According to the syllabus of the case, SCOTUS holds: “A feature incorporated into the design of a useful article is eligible for copyright protection only if the feature (1) can be perceived as a two- or three-dimensional work of art separate from the useful article, and (2) would qualify as a protectable pictorial, graphic, or sculptural work—either on its own or fixed in some other tangible medium of expression—if it were imagined separately from the useful article into which it is incorporated. That test is satisfied here.”

This case is interesting because it tells us where lies the line between industrial design, which is not protected by copyright (it may be protected by patent), and artistic design, which is. Courts have disagreed where that line lies.

Here, the District Court held that the designs did not qualify for protection under copyright because the designs served the useful purpose of identifying the outfits as “cheerleading uniforms.” The designs are therefore utilitarian, cannot be separated out to stand on their own, and therefore cannot be protected by copyright (you can read the District Court’s opinion at 2014 WL 819422 (WD Tenn., Mar. 1, 2014)).

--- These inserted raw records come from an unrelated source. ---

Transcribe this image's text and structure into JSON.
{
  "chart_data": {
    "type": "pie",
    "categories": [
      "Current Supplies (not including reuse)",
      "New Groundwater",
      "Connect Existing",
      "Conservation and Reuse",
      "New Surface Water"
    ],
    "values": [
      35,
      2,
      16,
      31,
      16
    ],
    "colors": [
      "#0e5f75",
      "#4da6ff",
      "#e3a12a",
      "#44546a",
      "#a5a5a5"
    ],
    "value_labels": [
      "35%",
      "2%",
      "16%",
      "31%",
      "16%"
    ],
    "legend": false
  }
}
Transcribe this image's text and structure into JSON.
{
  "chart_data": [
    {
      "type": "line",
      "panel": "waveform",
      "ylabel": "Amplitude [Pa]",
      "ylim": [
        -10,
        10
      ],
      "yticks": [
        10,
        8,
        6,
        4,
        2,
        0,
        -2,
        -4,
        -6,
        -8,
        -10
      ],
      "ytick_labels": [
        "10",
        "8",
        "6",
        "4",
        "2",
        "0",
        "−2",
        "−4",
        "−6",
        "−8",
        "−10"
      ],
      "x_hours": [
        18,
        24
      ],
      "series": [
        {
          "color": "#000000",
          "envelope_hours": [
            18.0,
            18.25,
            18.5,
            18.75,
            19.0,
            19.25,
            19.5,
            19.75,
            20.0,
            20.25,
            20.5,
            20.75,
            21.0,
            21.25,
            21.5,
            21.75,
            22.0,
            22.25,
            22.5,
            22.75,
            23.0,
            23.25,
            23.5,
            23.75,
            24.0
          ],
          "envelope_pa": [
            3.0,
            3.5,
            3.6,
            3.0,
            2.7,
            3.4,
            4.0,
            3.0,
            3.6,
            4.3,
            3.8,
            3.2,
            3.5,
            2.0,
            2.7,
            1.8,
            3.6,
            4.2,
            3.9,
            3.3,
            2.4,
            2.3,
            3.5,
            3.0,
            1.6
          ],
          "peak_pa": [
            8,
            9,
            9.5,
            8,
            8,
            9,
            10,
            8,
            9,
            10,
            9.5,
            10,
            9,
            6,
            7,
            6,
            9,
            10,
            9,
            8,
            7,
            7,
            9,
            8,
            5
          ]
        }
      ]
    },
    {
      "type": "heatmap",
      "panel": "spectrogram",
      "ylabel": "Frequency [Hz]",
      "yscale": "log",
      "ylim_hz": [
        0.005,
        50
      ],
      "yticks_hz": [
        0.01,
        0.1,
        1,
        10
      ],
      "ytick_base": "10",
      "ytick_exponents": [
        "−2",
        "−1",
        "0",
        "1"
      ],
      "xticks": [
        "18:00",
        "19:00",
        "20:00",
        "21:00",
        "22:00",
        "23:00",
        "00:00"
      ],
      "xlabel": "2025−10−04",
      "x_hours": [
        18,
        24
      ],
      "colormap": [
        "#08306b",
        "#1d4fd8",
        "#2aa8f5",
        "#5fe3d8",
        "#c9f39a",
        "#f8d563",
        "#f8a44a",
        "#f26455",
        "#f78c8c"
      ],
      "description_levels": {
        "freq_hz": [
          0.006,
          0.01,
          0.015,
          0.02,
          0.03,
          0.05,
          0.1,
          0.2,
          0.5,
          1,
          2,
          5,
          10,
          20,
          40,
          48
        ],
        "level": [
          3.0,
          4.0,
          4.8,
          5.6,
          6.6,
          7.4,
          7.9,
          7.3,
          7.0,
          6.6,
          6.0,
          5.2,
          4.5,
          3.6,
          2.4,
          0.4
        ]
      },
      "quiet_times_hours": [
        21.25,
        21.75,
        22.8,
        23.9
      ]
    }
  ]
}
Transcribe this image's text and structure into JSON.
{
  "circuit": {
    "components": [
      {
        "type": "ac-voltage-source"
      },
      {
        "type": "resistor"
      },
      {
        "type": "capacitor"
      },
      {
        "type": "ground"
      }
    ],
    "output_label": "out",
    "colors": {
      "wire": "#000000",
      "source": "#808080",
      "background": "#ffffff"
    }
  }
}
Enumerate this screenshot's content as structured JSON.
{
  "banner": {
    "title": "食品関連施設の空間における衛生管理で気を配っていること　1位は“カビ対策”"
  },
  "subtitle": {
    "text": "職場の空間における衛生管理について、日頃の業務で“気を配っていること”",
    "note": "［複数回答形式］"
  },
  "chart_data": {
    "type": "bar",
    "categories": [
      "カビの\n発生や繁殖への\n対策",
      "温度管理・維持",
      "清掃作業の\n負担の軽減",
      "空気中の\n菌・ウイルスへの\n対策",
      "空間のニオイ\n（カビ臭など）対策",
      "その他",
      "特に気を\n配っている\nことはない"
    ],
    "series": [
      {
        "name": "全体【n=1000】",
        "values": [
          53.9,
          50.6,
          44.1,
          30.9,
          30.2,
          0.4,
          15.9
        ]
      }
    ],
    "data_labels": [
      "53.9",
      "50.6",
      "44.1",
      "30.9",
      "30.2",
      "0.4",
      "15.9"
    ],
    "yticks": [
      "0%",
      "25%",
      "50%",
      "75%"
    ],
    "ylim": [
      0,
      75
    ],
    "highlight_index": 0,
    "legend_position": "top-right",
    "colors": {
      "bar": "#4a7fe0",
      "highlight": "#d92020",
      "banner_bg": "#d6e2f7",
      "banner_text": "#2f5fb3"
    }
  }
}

The US Court of Appeals for the Sixth Circuit disagreed; they held, with one dissent that upheld the District Court’s opinion, that the graphic designs are indeed “separately identifiable” because a cheerleading costume without design is still identifiable as a cheerleading costume, so the graphics on such a garment can indeed be separated out and separately displayed and are thus protectable under copyright (read the 6th Circuit’s opinion at 799 F. 3d 468, 471 (2015)).

The Supreme Court affirms the 6th Circuit.

So what does this case teach us? We now know that designs on clothing CAN be separated out from the clothing, making the design on the clothing, even if the design relates to the function of the clothing, protectable under copyright.

We know that “The statute … provides that the “design of a useful article” can include two-dimensional “pictorial” and “graphic” features, and separability analysis applies to those features just as it does to three-dimensional “sculptural” features.”

We know that “…a feature of the design of a useful article is eligible for copyright if, when identified and imagined apart from the useful article, it would qualify as a pictorial, graphic, or sculptural work either on its own or when fixed in some other tangible medium.”

Copyright remains one of the most case-by-case determinations around. The findings of this case have yet to be tested on utilitarian items other than clothing; we’ll watch this with some interest to see what, if anything, happens.